Kahvaltı sofrasındayız. Çocuğum hızla büyüyor, 6-7 yaşlarına gelmiş. Benden bir bardak süt istiyor. Sütü koyuyorum, ama süt az kalmış. Bardağın ancak yarısını doldurabiliyor. Ben az umursar şekilde her şey yolunda diye arkamı dönecekken, ÇOCUĞUN GÖZLERİ SİYAHLAŞIYOR. Olamaz! Aynı gümüşi kurşun rengi, aynı pullaşma. İris filan kalmadı. Beyazı da artık simsiyah. Gözlerini öfkeyle bana dikiyor. Onu KASTEN beslemiyor olduğumu mu düşünüyor? Ne de olsa genleriyle aktarılan hafızasında, zamanında, babasından korkarak kaçmaya çalışmışlığım var. Demek ki onu SEVMİYOR OLABİLİRİM. Ve bu yüzden beslemiyorumdur? Annesinin onu sevmeme ihtimalini kaldırabilir mi? Ya da organizmaları yok olsun diye onları KASITLI OLARAK BESLEMİYORUM...? Öz oğlum nefret içinde gözlerini bana sabitlemiş, simbiota dönüşüyor.

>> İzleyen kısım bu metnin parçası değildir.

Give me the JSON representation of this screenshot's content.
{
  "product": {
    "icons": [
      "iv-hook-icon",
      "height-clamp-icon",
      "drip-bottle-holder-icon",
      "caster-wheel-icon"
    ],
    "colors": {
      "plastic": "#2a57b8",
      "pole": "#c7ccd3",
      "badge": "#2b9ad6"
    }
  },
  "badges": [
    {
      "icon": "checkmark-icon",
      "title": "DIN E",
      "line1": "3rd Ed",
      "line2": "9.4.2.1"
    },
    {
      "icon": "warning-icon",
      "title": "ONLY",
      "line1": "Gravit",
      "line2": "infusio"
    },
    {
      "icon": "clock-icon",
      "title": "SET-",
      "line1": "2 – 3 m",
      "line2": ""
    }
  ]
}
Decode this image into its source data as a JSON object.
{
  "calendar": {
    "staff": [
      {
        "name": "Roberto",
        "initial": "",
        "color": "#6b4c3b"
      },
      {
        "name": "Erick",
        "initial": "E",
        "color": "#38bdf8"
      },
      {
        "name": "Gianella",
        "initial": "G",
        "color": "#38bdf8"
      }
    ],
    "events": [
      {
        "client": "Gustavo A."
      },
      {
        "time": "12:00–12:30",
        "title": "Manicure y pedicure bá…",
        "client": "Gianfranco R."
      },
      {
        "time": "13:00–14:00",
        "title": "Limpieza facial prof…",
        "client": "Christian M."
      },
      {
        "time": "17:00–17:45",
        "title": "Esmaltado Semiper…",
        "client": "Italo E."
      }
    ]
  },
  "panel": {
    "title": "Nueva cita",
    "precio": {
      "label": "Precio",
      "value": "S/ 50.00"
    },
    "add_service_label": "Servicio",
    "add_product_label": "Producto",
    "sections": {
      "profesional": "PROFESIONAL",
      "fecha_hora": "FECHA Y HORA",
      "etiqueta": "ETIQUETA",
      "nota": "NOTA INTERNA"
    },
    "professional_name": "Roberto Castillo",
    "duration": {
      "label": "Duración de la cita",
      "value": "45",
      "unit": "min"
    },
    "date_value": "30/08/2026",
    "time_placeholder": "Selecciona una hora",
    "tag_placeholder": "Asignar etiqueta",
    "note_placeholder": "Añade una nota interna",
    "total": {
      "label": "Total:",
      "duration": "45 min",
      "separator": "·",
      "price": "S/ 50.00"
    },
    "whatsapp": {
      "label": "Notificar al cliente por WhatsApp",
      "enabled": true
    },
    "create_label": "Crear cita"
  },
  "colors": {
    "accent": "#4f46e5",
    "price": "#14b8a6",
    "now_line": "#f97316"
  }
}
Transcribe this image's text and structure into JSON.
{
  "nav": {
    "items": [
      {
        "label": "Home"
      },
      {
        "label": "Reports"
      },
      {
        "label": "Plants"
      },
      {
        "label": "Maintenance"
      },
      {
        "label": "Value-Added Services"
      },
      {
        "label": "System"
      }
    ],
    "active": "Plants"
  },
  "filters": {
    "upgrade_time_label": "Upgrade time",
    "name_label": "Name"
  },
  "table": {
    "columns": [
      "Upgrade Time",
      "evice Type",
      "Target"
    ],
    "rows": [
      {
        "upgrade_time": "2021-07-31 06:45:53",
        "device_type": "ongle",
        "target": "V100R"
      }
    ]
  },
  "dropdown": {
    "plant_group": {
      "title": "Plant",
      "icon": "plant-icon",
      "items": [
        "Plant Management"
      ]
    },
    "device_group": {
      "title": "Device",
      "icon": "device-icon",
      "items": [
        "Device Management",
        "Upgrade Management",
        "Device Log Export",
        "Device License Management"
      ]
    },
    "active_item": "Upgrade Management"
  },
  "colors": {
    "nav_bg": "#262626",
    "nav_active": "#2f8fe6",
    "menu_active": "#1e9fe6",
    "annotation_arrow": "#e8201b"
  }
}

İster paralel evrende olsun, ister gerçek hayatta. İster venomla simbiotla, canavarların kralıyla boğuşsun, ister sadece sıradan insanlarla. Kadın tüm boyutlarda kadındır. Ve bir kadın, verdiği tepkilerden mesul değildir, tutulmamalıdır! Ben de o kadar şey yaşamışım, hem de paralel evrende olduğumu biliyor, geçişler yapmaya çalışıyorum. Arkadaşım önce simbiot tarafından ortak yaşamlı bir forma dönüşmüş, sonra sevgilime ve çocuğumun babasına. Fakat n’apayım! Ben sadece bir kadınım! Kahvaltı masasında oturan babasına dönüyorum ve psikopat şekilde beni süzen siyah gözlü oğlumu işaret ederek, homurdanma eşliğinde, sadece bir kadının vereceği tepkiyi veriyorum:

“- Al işte, oğlun da sana çekmiş!!”








Yok, yok ben evlenmemeliyim bence. Hiçbir boyutta!